Une découverte issue du Laboratoire de génétique moléculaire du développement de l’UQAM devrait paver la voie à une meilleure compréhension des facteurs génétiques de la maladie de Hirschsprung. Causée par un sous-développement du système nerveux dans les intestins, cette maladie affecte en majorité des garçons. «Nous avons réussi à créer un modèle de souris qui réplique, pour la première fois, le biais sexuel associé à la maladie», affirme Nicolas Pilon. Le professeur du Département des sciences biologiques participera à la mi-avril à Rotterdam au quatrième symposium international sur le développement du système nerveux entérique, en compagnie de trois étudiants de son laboratoire. Il y présentera les plus récentes avancées de son équipe, qui ont fait l’objet d’un article publié récemment dans la revue PLOS Genetics.
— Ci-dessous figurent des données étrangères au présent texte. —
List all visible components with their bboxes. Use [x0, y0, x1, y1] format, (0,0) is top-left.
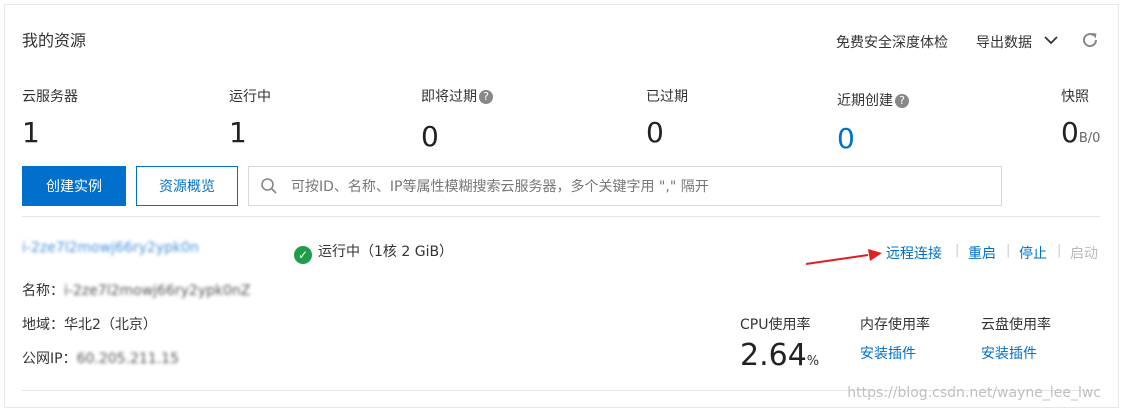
remote-connect-link[interactable]: 远程连接 [886, 243, 942, 263]
divider [22, 216, 1100, 217]
refresh-icon[interactable] [1080, 30, 1100, 50]
action-separator: | [1057, 243, 1062, 258]
search-box [248, 166, 1002, 206]
cpu-usage-number: 2.64 [740, 338, 807, 373]
cpu-usage-label: CPU使用率 [740, 317, 811, 333]
stat-value-snapshot[interactable]: 0B/0 [1061, 116, 1100, 149]
export-data-dropdown[interactable]: 导出数据 [976, 32, 1059, 52]
name-value: i-2ze7l2mowj66ry2ypk0nZ [64, 283, 251, 299]
instance-status: ✓ 运行中（1核 2 GiB） [294, 241, 453, 264]
snapshot-value: 0 [1061, 116, 1079, 149]
chevron-down-icon [1044, 33, 1059, 49]
stat-label-recent: 近期创建? [837, 90, 909, 110]
memory-install-plugin-link[interactable]: 安装插件 [860, 343, 916, 363]
stat-value-expired[interactable]: 0 [646, 116, 664, 149]
annotation-arrow [805, 249, 882, 265]
ip-value: 60.205.211.15 [76, 351, 180, 367]
instance-region-row: 地域：华北2（北京） [22, 314, 157, 334]
region-value: 华北2（北京） [64, 317, 157, 333]
disk-install-plugin-link[interactable]: 安装插件 [981, 343, 1037, 363]
disk-usage-label: 云盘使用率 [981, 317, 1051, 333]
action-separator: | [1006, 243, 1011, 258]
watermark: https://blog.csdn.net/wayne_lee_lwc [847, 385, 1101, 401]
check-circle-icon: ✓ [294, 246, 312, 264]
stat-value-recent[interactable]: 0 [837, 122, 855, 155]
stat-label-expired: 已过期 [646, 89, 688, 105]
memory-usage-label: 内存使用率 [860, 317, 930, 333]
instance-ip-row: 公网IP：60.205.211.15 [22, 348, 179, 368]
instance-name-row: 名称：i-2ze7l2mowj66ry2ypk0nZ [22, 280, 250, 300]
region-label: 地域： [22, 317, 64, 333]
help-icon[interactable]: ? [479, 90, 493, 104]
search-icon [260, 177, 278, 199]
restart-link[interactable]: 重启 [968, 243, 996, 263]
cpu-usage-value: 2.64% [740, 338, 819, 373]
export-data-label: 导出数据 [976, 35, 1032, 51]
create-instance-button[interactable]: 创建实例 [22, 166, 126, 206]
help-icon[interactable]: ? [895, 94, 909, 108]
stat-label-snapshot: 快照 [1061, 89, 1089, 105]
instance-spec: （1核 2 GiB） [360, 244, 454, 260]
stat-label-expiring: 即将过期? [421, 86, 493, 106]
resource-overview-button[interactable]: 资源概览 [136, 166, 238, 206]
deep-check-link[interactable]: 免费安全深度体检 [836, 32, 948, 52]
page-title: 我的资源 [22, 31, 87, 50]
stat-label-expiring-text: 即将过期 [421, 89, 477, 105]
snapshot-unit: B/0 [1078, 131, 1101, 146]
stat-label-running: 运行中 [229, 89, 271, 105]
stat-label-recent-text: 近期创建 [837, 93, 893, 109]
stat-label-servers: 云服务器 [22, 89, 78, 105]
name-label: 名称： [22, 283, 64, 299]
search-input[interactable] [289, 175, 993, 199]
stop-link[interactable]: 停止 [1019, 243, 1047, 263]
stat-value-servers[interactable]: 1 [22, 116, 40, 149]
cpu-usage-unit: % [806, 354, 820, 369]
start-link: 启动 [1070, 246, 1098, 262]
stat-value-running[interactable]: 1 [229, 116, 247, 149]
ip-label: 公网IP： [22, 351, 77, 367]
stat-value-expiring[interactable]: 0 [421, 120, 439, 153]
instance-id-link[interactable]: i-2ze7l2mowj66ry2ypk0n [22, 240, 199, 256]
status-text: 运行中 [318, 244, 360, 260]
action-separator: | [955, 243, 960, 258]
Nicolas Pilon s’intéresse aux neurocristopathies, une famille de maladies causées par un dérèglement des cellules de la crête neurale (CCN), lesquelles migrent au stade embryonnaire dans l’ensemble du corps et participent à la formation de structures comme l’oreille interne, le visage, le cœur, la pigmentation de la peau et le système nerveux intestinal.
La maladie de Hirschsprung, aussi appelée mégacôlon aganglionnaire, affecte environ un individu sur 5000. Lors du développement de l’embryon, les CCN migrent de l’œsophage et de l’estomac vers l’anus afin de coloniser le système gastro-intestinal. «Dans le cas de la pathologie, elles ne se rendent pas jusqu’à l’anus, explique Nicolas Pilon. Une longueur variable du côlon sera dépourvue des cellules du système nerveux entérique, lequel a pour principale fonction de contrôler la motilité de l’intestin. Les muscles demeurent donc contractés et les nouveau-nés souffrent de constipation pouvant aller jusqu’à causer la mort par empoisonnement. C’est une condition très grave, généralement détectée peu de temps après la naissance.»
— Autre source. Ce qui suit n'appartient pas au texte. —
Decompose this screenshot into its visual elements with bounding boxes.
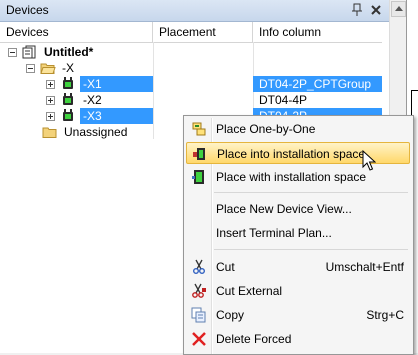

La seule façon de traiter cette condition médicale est la chirurgie. «C’est très invasif comme procédure, il y a beaucoup d’effets secondaires et certains enfants n’en réchappent pas, précise le chercheur. Voilà pourquoi il importe de mieux comprendre les causes génétiques liées au développement des cellules de la crête neurale dans un premier temps, ceci afin de pouvoir développer des thérapies alternatives dans un second temps.»
Précieuses souris
La maladie de Hirschsprung a été décrite il y a plus de 100 ans et le premier gène identifié et associé à cette maladie l’a été en 1994. «Il n’y a pas qu’un gène en cause, mais bien des combinaisons de mutations dans différents gènes, et la majorité de ces mutations est encore inconnue, explique le chercheur. On ne sait pas non plus pourquoi les garçons sont plus affectés que les filles.»
Nicolas Pilon et son équipe sont parvenus à répliquer le biais sexuel de la maladie en procédant par criblage génétique avec des souris. Malgré la complexité des manipulations génétiques, le principe de cette technique est simple: on injecte un gène responsable de la pigmentation dans l’ADN de souris albinos. «Les cellules mélanocytes, responsables de la pigmentation de la peau et des poils, proviennent également de la crête neurale, explique Nicolas Pilon. En injectant ce gène, on a constaté que la majorité des souris redevenaient pigmentées de manière uniforme. Quelques-unes se sont toutefois retrouvées avec une pigmentation accompagnée de taches blanches. Ces zones blanches indiquent un problème au niveau des cellules de la crête neurale.»
Les chercheurs ont identifié six lignées de souris qui ont manifesté des problèmes liés aux CCN. «En ciblant ces lignées, d’autres croisements génétiques ont permis de répliquer des pathologies connues, comme la maladie de Hirschsprung, le syndrome de Waardenburg, le syndrome de Waardenburg-Shah et le syndrome CHARGE», poursuit le chercheur.
Trois lignées ont permis de répliquer la maladie de Hirschsprung et une lignée en particulier présente le biais sexuel que l’on retrouve chez l’humain, à savoir que ce sont presque uniquement les mâles qui en sont affectés.
Cette nouvelle lignée de souris permettra sans doute à Nicolas Pilon et d’autres chercheurs dans le monde de faire des bonds de géant dans la compréhension des mécanismes à l’origine de cette «discrimination» génétique.